Knaus: Es gibt ja bereits eine Art Plan B, der bei immer mehr europäischen Regierungen auf Sympathie stößt, der allerdings um vieles aufwendiger, unsicherer und teurer wäre als das bestehende Abkommen umzusetzen. Davor warnt auch UNHCR eindringlich. Es ist der alte Plan von Viktor Orbán: eine australische Lösung, die darauf setzt, dass Flüchtlinge die EU zwar erreichen können, aber dann dort festgehalten werden, ähnlich wie das Australien auf der Pazifik-Insel Nauru macht. Der österreichische Aussenminister hat in den vergangenen Wochen immer wieder davon gesprochen, dass man von der australischen Erfahrung lernen könne, er hat allerdings nicht gesagt, ob das dann noch mit der Flüchtlingskonvention in Einklang gebracht werden muss. Oder wo diese Insel ist.
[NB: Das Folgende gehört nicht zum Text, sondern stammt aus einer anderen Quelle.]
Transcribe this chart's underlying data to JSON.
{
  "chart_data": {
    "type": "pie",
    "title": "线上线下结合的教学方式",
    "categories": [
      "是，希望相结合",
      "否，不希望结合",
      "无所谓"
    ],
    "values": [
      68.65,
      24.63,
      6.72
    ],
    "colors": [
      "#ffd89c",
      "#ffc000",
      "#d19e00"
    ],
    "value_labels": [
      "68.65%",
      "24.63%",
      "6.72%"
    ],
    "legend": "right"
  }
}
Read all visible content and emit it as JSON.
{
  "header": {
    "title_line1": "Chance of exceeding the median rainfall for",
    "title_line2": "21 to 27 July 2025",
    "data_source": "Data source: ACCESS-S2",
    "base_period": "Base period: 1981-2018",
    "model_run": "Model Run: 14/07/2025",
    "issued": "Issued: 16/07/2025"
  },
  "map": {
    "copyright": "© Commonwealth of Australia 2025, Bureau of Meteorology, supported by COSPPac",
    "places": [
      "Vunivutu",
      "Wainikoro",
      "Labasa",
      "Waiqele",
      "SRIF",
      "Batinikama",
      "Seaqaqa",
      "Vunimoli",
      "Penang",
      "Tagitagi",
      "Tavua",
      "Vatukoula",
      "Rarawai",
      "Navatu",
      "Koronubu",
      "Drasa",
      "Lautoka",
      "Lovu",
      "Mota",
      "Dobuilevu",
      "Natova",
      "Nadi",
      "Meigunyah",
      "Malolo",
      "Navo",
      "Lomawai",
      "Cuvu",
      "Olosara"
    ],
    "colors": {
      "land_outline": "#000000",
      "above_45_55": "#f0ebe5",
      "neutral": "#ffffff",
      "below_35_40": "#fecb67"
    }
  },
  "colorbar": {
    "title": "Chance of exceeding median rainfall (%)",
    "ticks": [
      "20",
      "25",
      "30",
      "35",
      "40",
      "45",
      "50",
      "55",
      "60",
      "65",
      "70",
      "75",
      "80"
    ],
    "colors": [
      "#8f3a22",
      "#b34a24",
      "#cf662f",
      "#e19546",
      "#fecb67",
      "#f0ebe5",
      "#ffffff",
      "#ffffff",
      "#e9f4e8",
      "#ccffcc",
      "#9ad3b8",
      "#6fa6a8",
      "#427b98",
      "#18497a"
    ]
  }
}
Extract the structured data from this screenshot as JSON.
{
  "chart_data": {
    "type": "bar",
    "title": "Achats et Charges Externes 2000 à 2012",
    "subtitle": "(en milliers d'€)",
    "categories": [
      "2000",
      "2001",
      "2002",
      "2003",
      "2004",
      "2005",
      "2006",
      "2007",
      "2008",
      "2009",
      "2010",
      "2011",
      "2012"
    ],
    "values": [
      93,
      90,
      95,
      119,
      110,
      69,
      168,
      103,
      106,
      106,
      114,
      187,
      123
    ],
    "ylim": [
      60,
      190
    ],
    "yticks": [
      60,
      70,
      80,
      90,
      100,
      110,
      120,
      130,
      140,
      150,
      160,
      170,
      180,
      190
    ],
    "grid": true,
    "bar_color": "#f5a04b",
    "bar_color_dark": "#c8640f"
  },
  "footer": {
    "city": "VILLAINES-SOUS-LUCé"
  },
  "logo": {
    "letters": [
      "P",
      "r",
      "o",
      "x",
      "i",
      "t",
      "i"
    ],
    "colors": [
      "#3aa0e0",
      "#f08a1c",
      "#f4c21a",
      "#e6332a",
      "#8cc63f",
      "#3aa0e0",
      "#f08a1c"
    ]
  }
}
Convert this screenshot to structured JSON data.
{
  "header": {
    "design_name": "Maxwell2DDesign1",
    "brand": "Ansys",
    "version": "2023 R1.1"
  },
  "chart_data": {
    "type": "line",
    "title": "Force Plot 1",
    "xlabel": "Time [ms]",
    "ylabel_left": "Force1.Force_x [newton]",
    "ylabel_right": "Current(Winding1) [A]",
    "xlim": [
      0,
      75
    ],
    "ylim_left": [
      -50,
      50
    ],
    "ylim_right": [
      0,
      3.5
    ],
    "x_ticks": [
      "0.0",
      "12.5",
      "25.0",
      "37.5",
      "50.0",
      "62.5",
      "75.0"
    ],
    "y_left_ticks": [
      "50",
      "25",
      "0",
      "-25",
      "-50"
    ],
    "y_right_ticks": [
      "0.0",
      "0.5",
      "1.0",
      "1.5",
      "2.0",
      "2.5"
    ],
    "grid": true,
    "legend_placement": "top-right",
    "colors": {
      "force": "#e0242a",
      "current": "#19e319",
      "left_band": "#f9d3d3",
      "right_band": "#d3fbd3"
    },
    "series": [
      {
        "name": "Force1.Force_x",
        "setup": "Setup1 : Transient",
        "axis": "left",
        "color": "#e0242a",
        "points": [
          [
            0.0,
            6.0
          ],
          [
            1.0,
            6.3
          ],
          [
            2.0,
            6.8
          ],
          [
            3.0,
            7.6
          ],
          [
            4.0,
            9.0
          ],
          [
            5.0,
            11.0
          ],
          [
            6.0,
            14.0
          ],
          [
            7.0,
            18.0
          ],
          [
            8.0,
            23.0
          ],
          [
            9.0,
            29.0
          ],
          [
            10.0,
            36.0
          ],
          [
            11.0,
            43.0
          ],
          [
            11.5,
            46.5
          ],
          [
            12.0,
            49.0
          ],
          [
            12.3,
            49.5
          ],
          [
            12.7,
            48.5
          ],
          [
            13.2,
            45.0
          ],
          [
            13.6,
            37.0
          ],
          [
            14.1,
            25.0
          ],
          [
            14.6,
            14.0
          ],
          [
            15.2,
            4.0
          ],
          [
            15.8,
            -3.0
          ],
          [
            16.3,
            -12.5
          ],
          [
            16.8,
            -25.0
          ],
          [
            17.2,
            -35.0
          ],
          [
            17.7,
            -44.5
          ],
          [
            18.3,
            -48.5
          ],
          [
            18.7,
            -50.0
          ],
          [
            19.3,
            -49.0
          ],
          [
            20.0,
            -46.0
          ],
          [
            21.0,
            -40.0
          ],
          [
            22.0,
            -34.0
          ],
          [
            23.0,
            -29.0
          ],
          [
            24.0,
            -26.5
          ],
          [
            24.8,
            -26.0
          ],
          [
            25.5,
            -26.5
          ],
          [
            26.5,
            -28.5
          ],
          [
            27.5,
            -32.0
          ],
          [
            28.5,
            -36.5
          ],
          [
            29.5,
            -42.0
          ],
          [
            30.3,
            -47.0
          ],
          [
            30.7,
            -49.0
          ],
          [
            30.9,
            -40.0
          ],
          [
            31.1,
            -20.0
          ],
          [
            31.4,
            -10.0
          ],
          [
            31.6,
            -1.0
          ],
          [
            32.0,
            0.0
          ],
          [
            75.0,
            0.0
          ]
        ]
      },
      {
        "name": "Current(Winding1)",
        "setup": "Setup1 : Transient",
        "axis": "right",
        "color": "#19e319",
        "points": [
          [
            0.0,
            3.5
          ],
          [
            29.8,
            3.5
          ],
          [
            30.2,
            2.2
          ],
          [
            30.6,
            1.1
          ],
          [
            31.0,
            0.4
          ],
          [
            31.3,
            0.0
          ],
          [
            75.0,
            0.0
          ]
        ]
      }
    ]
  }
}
SPIEGEL: Das wäre dann ganz Griechenland, inklusive des Festlands.

Knaus: Ja. Die EU würde darauf setzen, dass die Bedingungen in Griechenland so schlecht wären, dass die Leute aus eigenem Interesse in der Türkei oder in Afghanistan blieben. Um das zu verstärken, würden noch die Grenzen auf dem Balkan militarisiert. Statt der Türkei ist die EU dann von Mazedonien und Serbien abhängig. Diese Entwicklung wird eintreten, wenn man sich vom EU-Türkei-Plan verabschieden sollte. Die Belastungen wären nicht nur für Griechenland, sondern für ganz Europa immens und in ihren Konsequenzen unüberschaubar.